Accessibility & Inclusion

  • Target: WCAG 2.1 AA on contrast, focus indication, keyboard navigation, and labeling. macOS Accessibility APIs (NSAccessibility / VoiceOver) considered first-class, not retrofit.
  • VoiceOver labels and hints on every interactive control. Existing accessibilityIdentifier values (e.g. voicesRow_*, voicesEnroll_*) are load-bearing for the test harness and must remain stable as UI evolves.
  • Dynamic Type / Larger Text respected. Layouts hold at the largest accessibility text size; truncation is allowed, but never to the point of hiding the primary action.
  • Reduce Motion honored. All animation is gated through appAnimation / AppLaunchConfiguration.performAnimated, which defer to the system setting.
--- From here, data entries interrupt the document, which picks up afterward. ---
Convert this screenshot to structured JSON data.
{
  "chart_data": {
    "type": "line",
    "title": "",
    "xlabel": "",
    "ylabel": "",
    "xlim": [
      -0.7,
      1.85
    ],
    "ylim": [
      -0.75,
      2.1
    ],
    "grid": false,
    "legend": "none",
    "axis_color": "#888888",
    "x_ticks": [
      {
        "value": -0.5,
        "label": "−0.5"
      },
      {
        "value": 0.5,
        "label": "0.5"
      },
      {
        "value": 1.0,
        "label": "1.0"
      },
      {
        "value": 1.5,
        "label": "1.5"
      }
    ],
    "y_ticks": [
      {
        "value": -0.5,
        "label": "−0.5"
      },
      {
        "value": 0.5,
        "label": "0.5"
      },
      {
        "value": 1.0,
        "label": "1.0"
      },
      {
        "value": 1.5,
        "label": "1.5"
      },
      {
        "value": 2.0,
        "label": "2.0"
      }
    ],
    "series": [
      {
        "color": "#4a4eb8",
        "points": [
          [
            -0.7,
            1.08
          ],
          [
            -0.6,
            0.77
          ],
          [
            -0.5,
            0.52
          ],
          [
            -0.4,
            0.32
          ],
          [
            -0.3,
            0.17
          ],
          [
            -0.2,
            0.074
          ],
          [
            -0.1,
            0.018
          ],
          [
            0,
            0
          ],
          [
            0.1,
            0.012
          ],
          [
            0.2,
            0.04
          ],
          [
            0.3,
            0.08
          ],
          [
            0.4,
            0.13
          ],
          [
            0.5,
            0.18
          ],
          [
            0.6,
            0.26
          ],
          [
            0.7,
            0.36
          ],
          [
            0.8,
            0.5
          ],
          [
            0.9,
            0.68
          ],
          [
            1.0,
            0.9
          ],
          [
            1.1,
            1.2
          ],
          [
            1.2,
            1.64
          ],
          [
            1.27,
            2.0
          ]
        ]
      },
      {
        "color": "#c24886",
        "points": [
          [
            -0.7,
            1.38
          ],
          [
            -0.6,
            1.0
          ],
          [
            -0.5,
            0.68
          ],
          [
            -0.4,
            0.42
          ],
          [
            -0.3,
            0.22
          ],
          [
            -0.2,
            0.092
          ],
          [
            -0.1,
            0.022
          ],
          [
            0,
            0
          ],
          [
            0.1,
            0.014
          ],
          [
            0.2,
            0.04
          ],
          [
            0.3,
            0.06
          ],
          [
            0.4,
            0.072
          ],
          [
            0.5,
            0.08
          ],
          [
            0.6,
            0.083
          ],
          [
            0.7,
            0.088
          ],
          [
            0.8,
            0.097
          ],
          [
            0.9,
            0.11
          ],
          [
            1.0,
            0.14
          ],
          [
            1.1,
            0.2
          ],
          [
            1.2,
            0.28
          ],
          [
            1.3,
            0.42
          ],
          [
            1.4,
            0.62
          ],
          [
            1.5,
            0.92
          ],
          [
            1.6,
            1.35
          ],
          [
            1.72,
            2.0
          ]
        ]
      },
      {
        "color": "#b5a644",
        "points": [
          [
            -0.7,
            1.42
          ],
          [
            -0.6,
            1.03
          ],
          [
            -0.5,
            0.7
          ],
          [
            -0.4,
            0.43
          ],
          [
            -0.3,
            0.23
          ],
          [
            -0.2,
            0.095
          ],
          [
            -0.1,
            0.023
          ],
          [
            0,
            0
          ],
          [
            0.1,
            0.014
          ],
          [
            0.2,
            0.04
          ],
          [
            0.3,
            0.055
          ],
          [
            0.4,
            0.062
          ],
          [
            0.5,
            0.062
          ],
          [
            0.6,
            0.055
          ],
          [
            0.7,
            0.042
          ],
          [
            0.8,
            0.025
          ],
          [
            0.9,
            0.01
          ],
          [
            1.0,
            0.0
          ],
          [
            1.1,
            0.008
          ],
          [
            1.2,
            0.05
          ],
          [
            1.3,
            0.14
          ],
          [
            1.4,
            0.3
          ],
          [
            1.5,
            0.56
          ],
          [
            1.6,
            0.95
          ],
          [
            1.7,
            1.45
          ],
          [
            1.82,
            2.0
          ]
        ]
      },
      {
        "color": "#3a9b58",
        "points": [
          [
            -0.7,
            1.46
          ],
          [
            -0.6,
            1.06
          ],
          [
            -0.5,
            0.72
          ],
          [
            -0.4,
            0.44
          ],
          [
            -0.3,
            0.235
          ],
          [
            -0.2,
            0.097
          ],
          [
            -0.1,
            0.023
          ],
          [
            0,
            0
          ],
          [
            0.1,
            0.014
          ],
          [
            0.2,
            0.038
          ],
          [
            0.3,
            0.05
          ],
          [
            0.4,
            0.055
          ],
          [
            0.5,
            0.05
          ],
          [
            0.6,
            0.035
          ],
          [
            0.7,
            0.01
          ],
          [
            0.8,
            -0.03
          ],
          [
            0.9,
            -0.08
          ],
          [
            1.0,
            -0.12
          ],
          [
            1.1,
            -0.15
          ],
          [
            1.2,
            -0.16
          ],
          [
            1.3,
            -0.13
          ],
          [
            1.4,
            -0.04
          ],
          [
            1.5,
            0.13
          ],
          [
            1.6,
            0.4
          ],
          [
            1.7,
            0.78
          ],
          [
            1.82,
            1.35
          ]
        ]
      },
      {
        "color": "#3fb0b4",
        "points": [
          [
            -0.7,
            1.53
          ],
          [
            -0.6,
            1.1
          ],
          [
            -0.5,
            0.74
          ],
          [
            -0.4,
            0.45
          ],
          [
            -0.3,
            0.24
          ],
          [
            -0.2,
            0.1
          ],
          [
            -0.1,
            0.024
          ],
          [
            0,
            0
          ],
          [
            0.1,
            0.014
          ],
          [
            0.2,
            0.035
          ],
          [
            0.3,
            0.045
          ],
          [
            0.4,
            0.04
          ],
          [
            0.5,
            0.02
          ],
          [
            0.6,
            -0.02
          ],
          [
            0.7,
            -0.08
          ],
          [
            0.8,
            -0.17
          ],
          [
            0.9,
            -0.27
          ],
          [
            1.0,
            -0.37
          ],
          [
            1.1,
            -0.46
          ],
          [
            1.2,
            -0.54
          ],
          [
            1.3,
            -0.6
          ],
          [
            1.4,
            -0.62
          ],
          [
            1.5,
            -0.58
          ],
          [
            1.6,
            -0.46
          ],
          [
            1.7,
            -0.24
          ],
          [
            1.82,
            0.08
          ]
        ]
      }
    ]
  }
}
  • Reduce Transparency honored. Liquid Glass surfaces fall back to legacyBody solid fills when the user has reduced transparency, so the chrome never becomes unreadable.
  • No color-only signal. Mode color always pairs with an icon, label, or position cue. Quality warnings pair an orange triangle with a written headline.
  • Sound-aware UI. Because the product is audio-first, never gate critical state behind audio cues alone — every audible event has a visible counterpart (caption, badge, progress, etc.).